Paracanthopoma parva
- Conservation status: Least Concern (IUCN 3.1)

Scientific classification
- Kingdom: Animalia
- Phylum: Chordata
- Class: Actinopterygii
- Order: Siluriformes
- Family: Trichomycteridae
- Subfamily: Vandelliinae
- Genus: Paracanthopoma
- Species: P. parva
- Binomial name: Paracanthopoma parva Giltay, 1935

= Paracanthopoma parva =

- Authority: Giltay, 1935
- Conservation status: LC

Species of fish

Paracanthopoma parva is a species of freshwater ray-finned fishes belonging to the family Trichomycteridae, the pencil and parasitic catfishes, and the subfamily Vandelliinae, the haematophagic catfishes. P. parva grows to about 2.7 cm SL and is endemic to Brazil where it occurs in the Amazon and Essequibo River basins.

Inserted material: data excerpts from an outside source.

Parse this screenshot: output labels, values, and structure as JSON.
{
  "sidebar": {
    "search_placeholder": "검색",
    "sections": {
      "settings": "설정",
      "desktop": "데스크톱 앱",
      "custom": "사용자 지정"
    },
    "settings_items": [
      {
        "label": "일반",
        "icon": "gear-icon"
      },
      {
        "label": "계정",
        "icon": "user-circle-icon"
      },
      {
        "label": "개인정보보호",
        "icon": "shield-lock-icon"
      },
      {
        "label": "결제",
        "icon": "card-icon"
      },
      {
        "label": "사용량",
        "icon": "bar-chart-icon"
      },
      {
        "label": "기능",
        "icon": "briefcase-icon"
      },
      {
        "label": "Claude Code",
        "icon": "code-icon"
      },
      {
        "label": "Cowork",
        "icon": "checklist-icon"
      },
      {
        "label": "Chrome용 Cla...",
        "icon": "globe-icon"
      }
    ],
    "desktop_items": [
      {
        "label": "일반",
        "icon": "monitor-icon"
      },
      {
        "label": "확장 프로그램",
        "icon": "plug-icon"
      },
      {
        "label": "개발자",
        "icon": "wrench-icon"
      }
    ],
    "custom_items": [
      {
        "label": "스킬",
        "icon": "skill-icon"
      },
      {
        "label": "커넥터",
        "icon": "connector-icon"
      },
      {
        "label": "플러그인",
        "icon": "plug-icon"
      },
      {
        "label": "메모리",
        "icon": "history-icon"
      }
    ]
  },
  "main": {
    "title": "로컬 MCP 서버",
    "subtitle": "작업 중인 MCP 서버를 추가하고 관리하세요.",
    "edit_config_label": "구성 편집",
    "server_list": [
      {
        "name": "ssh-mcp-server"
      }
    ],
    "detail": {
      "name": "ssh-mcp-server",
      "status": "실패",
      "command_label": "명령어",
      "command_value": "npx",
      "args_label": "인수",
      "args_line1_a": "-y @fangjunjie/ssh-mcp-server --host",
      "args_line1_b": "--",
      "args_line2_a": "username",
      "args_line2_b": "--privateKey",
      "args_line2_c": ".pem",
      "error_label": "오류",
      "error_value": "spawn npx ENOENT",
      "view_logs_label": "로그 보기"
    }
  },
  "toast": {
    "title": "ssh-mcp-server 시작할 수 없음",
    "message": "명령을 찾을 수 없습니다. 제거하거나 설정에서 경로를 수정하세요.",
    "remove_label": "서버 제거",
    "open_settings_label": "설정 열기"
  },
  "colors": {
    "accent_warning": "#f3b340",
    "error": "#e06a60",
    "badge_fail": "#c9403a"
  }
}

Paracanthopoma parva has been found on the gills of another species of giant catfish, Brachyplatystoma vaillantii. Species within the genus Paracanthopoma have the longest and most robust snout, and the longest and strongest dentary teeth among blood-feeding candirus, which fit their drilling needs. Riding on a giant host is advantageous for dispersal, no need to search for hosts to feed, and protection from predators. It is unlikely that Paracanthopoma takes blood from the tiny holes it drills in the skin; the areas these fish attach to have no large blood vessels to supply them with blood, and fish that have been riding are found only with trace amounts of blood in their digestive tracts. Also, most vandelliine candirus take blood from the gill region of their hosts.

An undescribed species of Paracanthopoma has been found to ride Zungaro zungaro catfish; their snouts were buried up to the eyes in the tough skin on the host's caudal and pectoral fins, as well as the base of the dorsal fin.